Sur les douze mois derniers, on peut mettre en avant les situations suivantes :

  • les points d’accroche entre le système international (convention de Genève) et le système européen d’asile (Dublin 3) ;
  • les relations sous tension permanente entre le droit européen de la coopération judiciaire pénale (en particulier à propos du mandat d’arrêt européen) et la protection des droits fondamentaux ;
  • la situation voisine des rapports exigeants entre le droit européen de la coopération judiciaire civile (en particulier à propos de la reconnaissance des jugements étrangers) et la protection des droits fondamentaux.

Les contextes et leurs intersections

Cette approche des intersections par les territoires, qu’ils soient institutionnels ou intellectuels, mérite d’être dépassée par une troisième approche : celle des contextes.

Dans un espace global où le droit peut être appliqué en des lieux différents, potentiellement à des niveaux différents, ce qui est déterminant, c’est moins le droit appliqué que l’environnement dans lequel il est appliqué.

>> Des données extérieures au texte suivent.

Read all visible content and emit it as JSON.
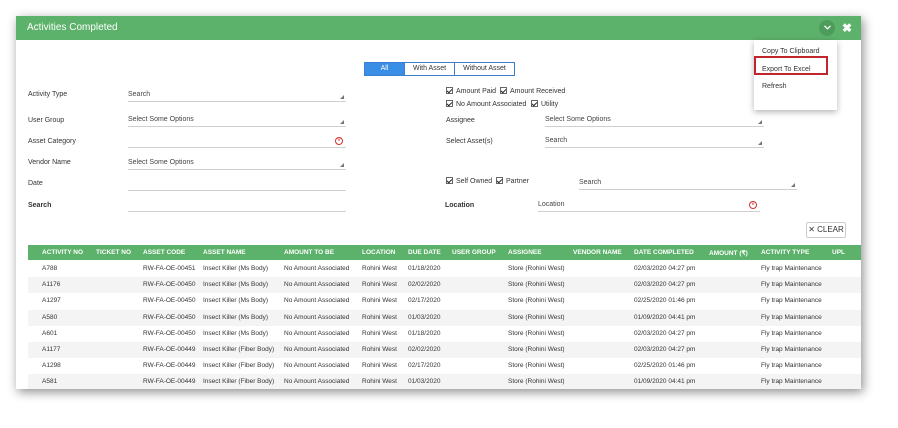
{
  "window": {
    "title": "Activities Completed",
    "chevron_icon": "chevron-down-icon",
    "close_label": "✖"
  },
  "menu": {
    "items": [
      "Copy To Clipboard",
      "Export To Excel",
      "Refresh"
    ]
  },
  "tabs": [
    "All",
    "With Asset",
    "Without Asset"
  ],
  "filters": {
    "activity_type": {
      "label": "Activity Type",
      "placeholder": "Search"
    },
    "user_group": {
      "label": "User Group",
      "placeholder": "Select Some Options"
    },
    "asset_category": {
      "label": "Asset Category",
      "value": ""
    },
    "vendor_name": {
      "label": "Vendor Name",
      "placeholder": "Select Some Options"
    },
    "date": {
      "label": "Date",
      "value": ""
    },
    "search": {
      "label": "Search",
      "value": ""
    },
    "amount_checks": [
      "Amount Paid",
      "Amount Received",
      "No Amount Associated",
      "Utility"
    ],
    "assignee": {
      "label": "Assignee",
      "placeholder": "Select Some Options"
    },
    "select_assets": {
      "label": "Select Asset(s)",
      "placeholder": "Search"
    },
    "ownership_checks": [
      "Self Owned",
      "Partner"
    ],
    "ownership_search": {
      "placeholder": "Search"
    },
    "location": {
      "label": "Location",
      "placeholder": "Location"
    },
    "clear_label": "✕ CLEAR"
  },
  "table": {
    "columns": [
      "ACTIVITY NO",
      "TICKET NO",
      "ASSET CODE",
      "ASSET NAME",
      "AMOUNT TO BE",
      "LOCATION",
      "DUE DATE",
      "USER GROUP",
      "ASSIGNEE",
      "VENDOR NAME",
      "DATE COMPLETED",
      "AMOUNT (₹)",
      "ACTIVITY TYPE",
      "UPL"
    ],
    "rows": [
      [
        "A788",
        "",
        "RW-FA-OE-00451",
        "Insect Killer (Ms Body)",
        "No Amount Associated",
        "Rohini West",
        "01/18/2020",
        "",
        "Store (Rohini West)",
        "",
        "02/03/2020 04:27 pm",
        "",
        "Fly trap Maintenance"
      ],
      [
        "A1176",
        "",
        "RW-FA-OE-00450",
        "Insect Killer (Ms Body)",
        "No Amount Associated",
        "Rohini West",
        "02/02/2020",
        "",
        "Store (Rohini West)",
        "",
        "02/03/2020 04:27 pm",
        "",
        "Fly trap Maintenance"
      ],
      [
        "A1297",
        "",
        "RW-FA-OE-00450",
        "Insect Killer (Ms Body)",
        "No Amount Associated",
        "Rohini West",
        "02/17/2020",
        "",
        "Store (Rohini West)",
        "",
        "02/25/2020 01:46 pm",
        "",
        "Fly trap Maintenance"
      ],
      [
        "A580",
        "",
        "RW-FA-OE-00450",
        "Insect Killer (Ms Body)",
        "No Amount Associated",
        "Rohini West",
        "01/03/2020",
        "",
        "Store (Rohini West)",
        "",
        "01/09/2020 04:41 pm",
        "",
        "Fly trap Maintenance"
      ],
      [
        "A601",
        "",
        "RW-FA-OE-00450",
        "Insect Killer (Ms Body)",
        "No Amount Associated",
        "Rohini West",
        "01/18/2020",
        "",
        "Store (Rohini West)",
        "",
        "02/03/2020 04:27 pm",
        "",
        "Fly trap Maintenance"
      ],
      [
        "A1177",
        "",
        "RW-FA-OE-00449",
        "Insect Killer (Fiber Body)",
        "No Amount Associated",
        "Rohini West",
        "02/02/2020",
        "",
        "Store (Rohini West)",
        "",
        "02/03/2020 04:27 pm",
        "",
        "Fly trap Maintenance"
      ],
      [
        "A1298",
        "",
        "RW-FA-OE-00449",
        "Insect Killer (Fiber Body)",
        "No Amount Associated",
        "Rohini West",
        "02/17/2020",
        "",
        "Store (Rohini West)",
        "",
        "02/25/2020 01:46 pm",
        "",
        "Fly trap Maintenance"
      ],
      [
        "A581",
        "",
        "RW-FA-OE-00449",
        "Insect Killer (Fiber Body)",
        "No Amount Associated",
        "Rohini West",
        "01/03/2020",
        "",
        "Store (Rohini West)",
        "",
        "01/09/2020 04:41 pm",
        "",
        "Fly trap Maintenance"
      ]
    ]
  },
  "colors": {
    "header_green": "#5cb26a",
    "tab_active_blue": "#3a8ee6",
    "highlight_red": "#c0272d"
  }
}
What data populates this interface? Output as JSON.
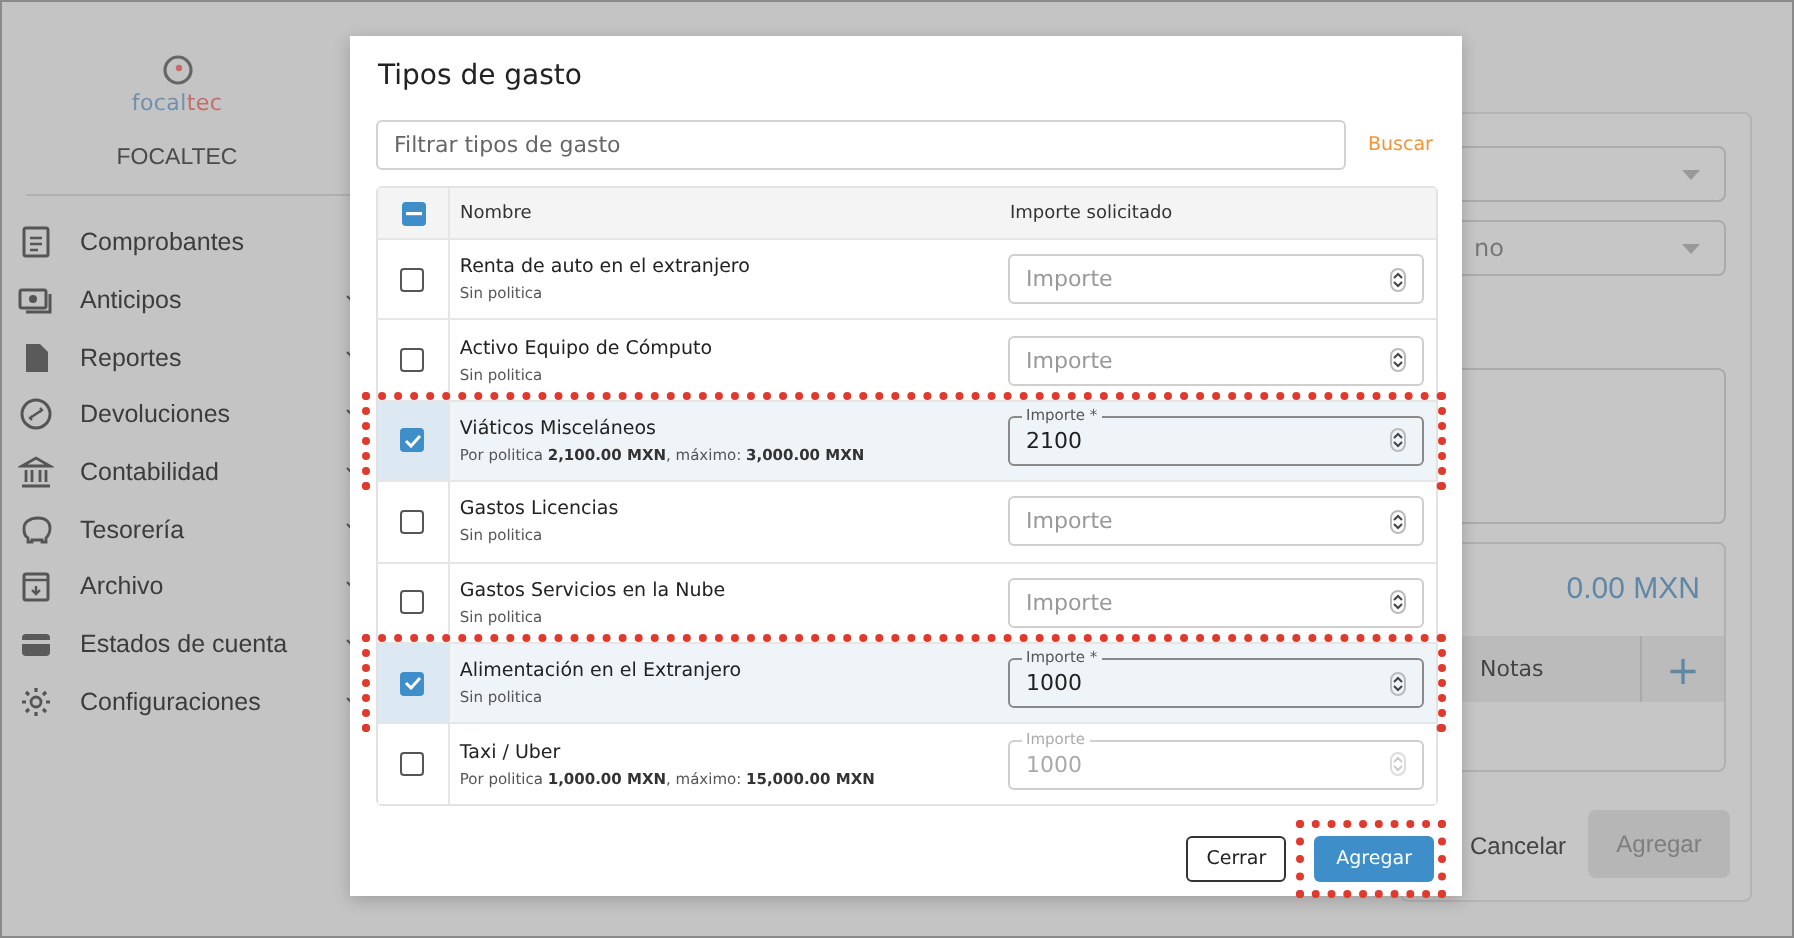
{
  "sidebar": {
    "logo": [
      {
        "text": "focal",
        "color": "#6f8fae"
      },
      {
        "text": "tec",
        "color": "#c86a6a"
      }
    ],
    "company": "FOCALTEC",
    "items": [
      {
        "label": "Comprobantes",
        "expandable": false
      },
      {
        "label": "Anticipos",
        "expandable": true
      },
      {
        "label": "Reportes",
        "expandable": true
      },
      {
        "label": "Devoluciones",
        "expandable": true
      },
      {
        "label": "Contabilidad",
        "expandable": true
      },
      {
        "label": "Tesorería",
        "expandable": true
      },
      {
        "label": "Archivo",
        "expandable": true
      },
      {
        "label": "Estados de cuenta",
        "expandable": true
      },
      {
        "label": "Configuraciones",
        "expandable": true
      }
    ]
  },
  "background_form": {
    "select_2_value": "no",
    "total": "0.00 MXN",
    "notes_header": "Notas",
    "add_symbol": "+",
    "cancel": "Cancelar",
    "submit": "Agregar"
  },
  "dialog": {
    "title": "Tipos de gasto",
    "filter": {
      "placeholder": "Filtrar tipos de gasto"
    },
    "search": "Buscar",
    "table": {
      "select_all": {
        "indeterminate": true
      },
      "columns": [
        "Nombre",
        "Importe solicitado"
      ],
      "rows": [
        {
          "name": "Renta de auto en el extranjero",
          "policy": "Sin politica",
          "checked": false,
          "highlighted": false,
          "amount": {
            "placeholder": "Importe"
          }
        },
        {
          "name": "Activo Equipo de Cómputo",
          "policy": "Sin politica",
          "checked": false,
          "highlighted": false,
          "amount": {
            "placeholder": "Importe"
          }
        },
        {
          "name": "Viáticos Misceláneos",
          "policy": "Por politica **2,100.00 MXN**, máximo: **3,000.00 MXN**",
          "checked": true,
          "highlighted": true,
          "amount": {
            "label": "Importe *",
            "value": "2100",
            "disabled": false
          }
        },
        {
          "name": "Gastos Licencias",
          "policy": "Sin politica",
          "checked": false,
          "highlighted": false,
          "amount": {
            "placeholder": "Importe"
          }
        },
        {
          "name": "Gastos Servicios en la Nube",
          "policy": "Sin politica",
          "checked": false,
          "highlighted": false,
          "amount": {
            "placeholder": "Importe"
          }
        },
        {
          "name": "Alimentación en el Extranjero",
          "policy": "Sin politica",
          "checked": true,
          "highlighted": true,
          "amount": {
            "label": "Importe *",
            "value": "1000",
            "disabled": false
          }
        },
        {
          "name": "Taxi / Uber",
          "policy": "Por politica **1,000.00 MXN**, máximo: **15,000.00 MXN**",
          "checked": false,
          "highlighted": false,
          "amount": {
            "label": "Importe",
            "value": "1000",
            "disabled": true
          }
        }
      ]
    },
    "buttons": [
      {
        "label": "Cerrar",
        "kind": "secondary",
        "highlighted": false
      },
      {
        "label": "Agregar",
        "kind": "primary",
        "highlighted": true
      }
    ]
  }
}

Deux affaires commentées sur le blog, permettent de s’en convaincre :

Dans l’affaire Schrems, la question centrale posée est de savoir si la protection des données à caractère personnel peut indifféremment s’exercer dans le contexte de l’Union européenne, et plus particulièrement, dans le contexte d’un Etat membre (en l’occurrence l’Irlande, pays du siège en Europe de la société Facebook à qui M. Schrems s’était adressé pour demander la non-communication de ses données collectées en Europe vers les Etats-Unis) et dans le contexte des Etats-Unis où les données à caractère personnel avaient vocation à être transférées consécutivement à la décision de la Commission autorisant les transferts. La mise en perspective de ces deux contextes est omniprésente dans l’arrêt. La Cour de justice s’est livrée à un travail de comparaison de grande ampleur qui se justifie par la nature de la question qui lui était posée. Valider la décision de la Commission revenait à reconnaître que le niveau de protection des données à caractère personnel était effectivement équivalent dans les deux contextes juridiques en comparaison : l’Union européenne et les Etats-Unis. Invalider ladite décision de la Commission revenait au contraire à tirer les conséquences d’une absence de protection effective outre-Atlantique d’un niveau équivalent à celui reconnu dans l’Union européenne en rapatriant au sein de la seule Union européenne des données au motif qu’elles sont insuffisamment protégées dans le contexte extérieur. L’affaire s’est donc dénouée autour de la mise en balance de deux contextes considérés ici comme non équivalents.

L’arrêt Avontins est sans doute plus éclairant encore sur le niveau de comparaison entre les deux contextes UE et CEDH. La question posée à la Cour européenne des droits de l’homme était en effet de savoir si elle pouvait s’en remettre au mode de protection du droit au procès équitable dans un Etat membre de l’Union européenne dans le cas particulier de l’application d’un dispositif européen de reconnaissance et d’exécution d’un jugement étranger ou si, au contraire, elle devait retirer sa confiance en dénonçant le caractère insuffisant de cette protection. La Cour va répondre par l’affirmative à cette interrogation. Mais elle va introduire des points précis de vigilance. Pour répondre par l’affirmative, la CEDH va considérer que la présomption d’équivalence entre les dispositifs de protection des droits fondamentaux dans l’Union européenne et dans la Convention européenne des droits de l’homme peut jouer dans cette affaire. Cette double première étape franchie, la Cour va s’interroger sur l’existence « d’un cas d’insuffisance manifeste des droits garantis par la Convention ». Au-delà du cas d’espèce, la CEDH se livre à une analyse fine et approfondie du dispositif de reconnaissance mutuelle sur lequel repose au sein de l’Union européenne le mécanisme de reconnaissance des jugements étrangers.

Ces deux décisions montrent qu’au sein de l’espace de liberté sécurité justice, il ne faut pas compter seulement sur l’existence d’un espace, la présence de différents territoires. Il faut également admettre que l’application du droit de l’UE puisse se déployer dans des contextes différents : en l’occurrence dans le contexte d’un Etat tiers (les Etats-Unis) et dans le contexte d’une organisation européenne tierce (la CEDH).